И.ВОРОБЬЕВА – Сергей Константинович, а вот в 96-97-м годах, как пишут, по крайней мере, в интернете, на вас были совершены покушения. Это слухи или это правда.

С.ДУБИНИН – Два раза стреляли по окнам моей квартиры. Реально были отверстия пулевые. Только годы я сейчас точно не назову.

И.ВОРОБЬЕВА – Но, тем не менее, такие истории были.
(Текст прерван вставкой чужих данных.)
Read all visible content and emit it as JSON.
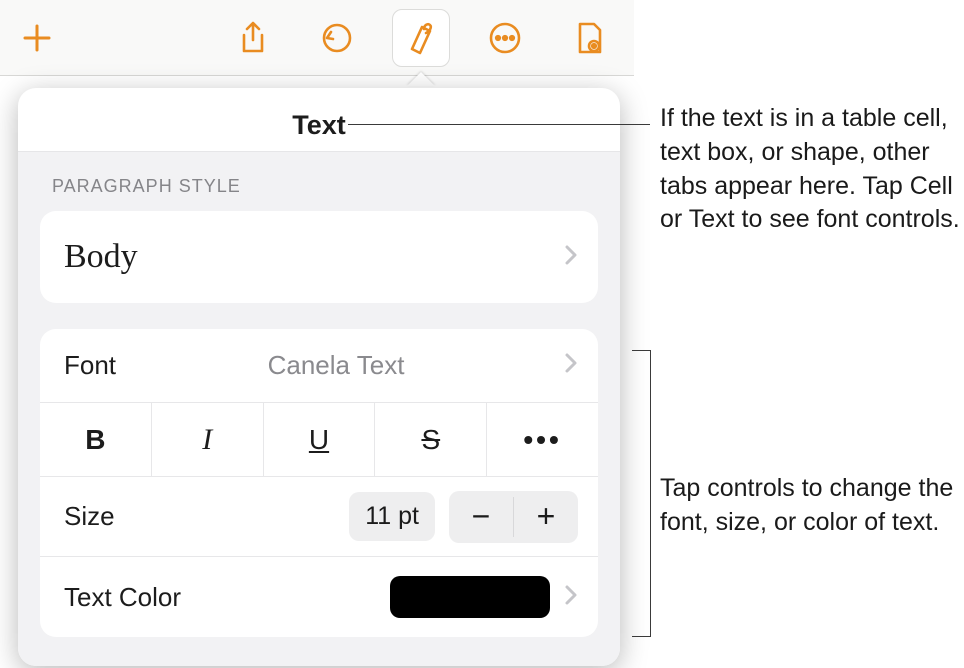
{
  "toolbar": {
    "add": "add",
    "share": "share",
    "undo": "undo",
    "format": "format",
    "more": "more",
    "document": "document"
  },
  "popover": {
    "title": "Text",
    "section_label": "PARAGRAPH STYLE",
    "paragraph_style": "Body",
    "font_label": "Font",
    "font_value": "Canela Text",
    "bold_glyph": "B",
    "italic_glyph": "I",
    "underline_glyph": "U",
    "strike_glyph": "S",
    "more_glyph": "•••",
    "size_label": "Size",
    "size_value": "11 pt",
    "minus_glyph": "−",
    "plus_glyph": "+",
    "textcolor_label": "Text Color",
    "textcolor_value": "#000000"
  },
  "callouts": {
    "c1": "If the text is in a table cell, text box, or shape, other tabs appear here. Tap Cell or Text to see font controls.",
    "c2": "Tap controls to change the font, size, or color of text."
  }
}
С.ДУБИНИН – Да, да, безусловно.

И.ВОРОБЬЕВА – Как в условиях, когда по окнам квартиры стреляют, принимать решения? Это нужно, соответственно, с чем-то связывать или ждать каких-то…, вот, что в этот момент нужно делать? Что вы делали? Вы как-то нанимали охрану для себя, для своей семьи, перестали принимать решения по работе или еще что-то, думали ли вы об уходе?

С.ДУБИНИН – Давайте я скажу немножко по-другому. До прихода в Центральный банк – мы сейчас вокруг Центрального банка главным образом все время ведем разговор – у меня уже был определенный непростой опыт работы, и я в какой-то момент оказался в «Газпроме» до Центрального банка.

Т.ФЕЛЬГЕНГАУЭР – Да, у вас есть несколько периодов «Газпрома»: до ЦБ и после ЦБ.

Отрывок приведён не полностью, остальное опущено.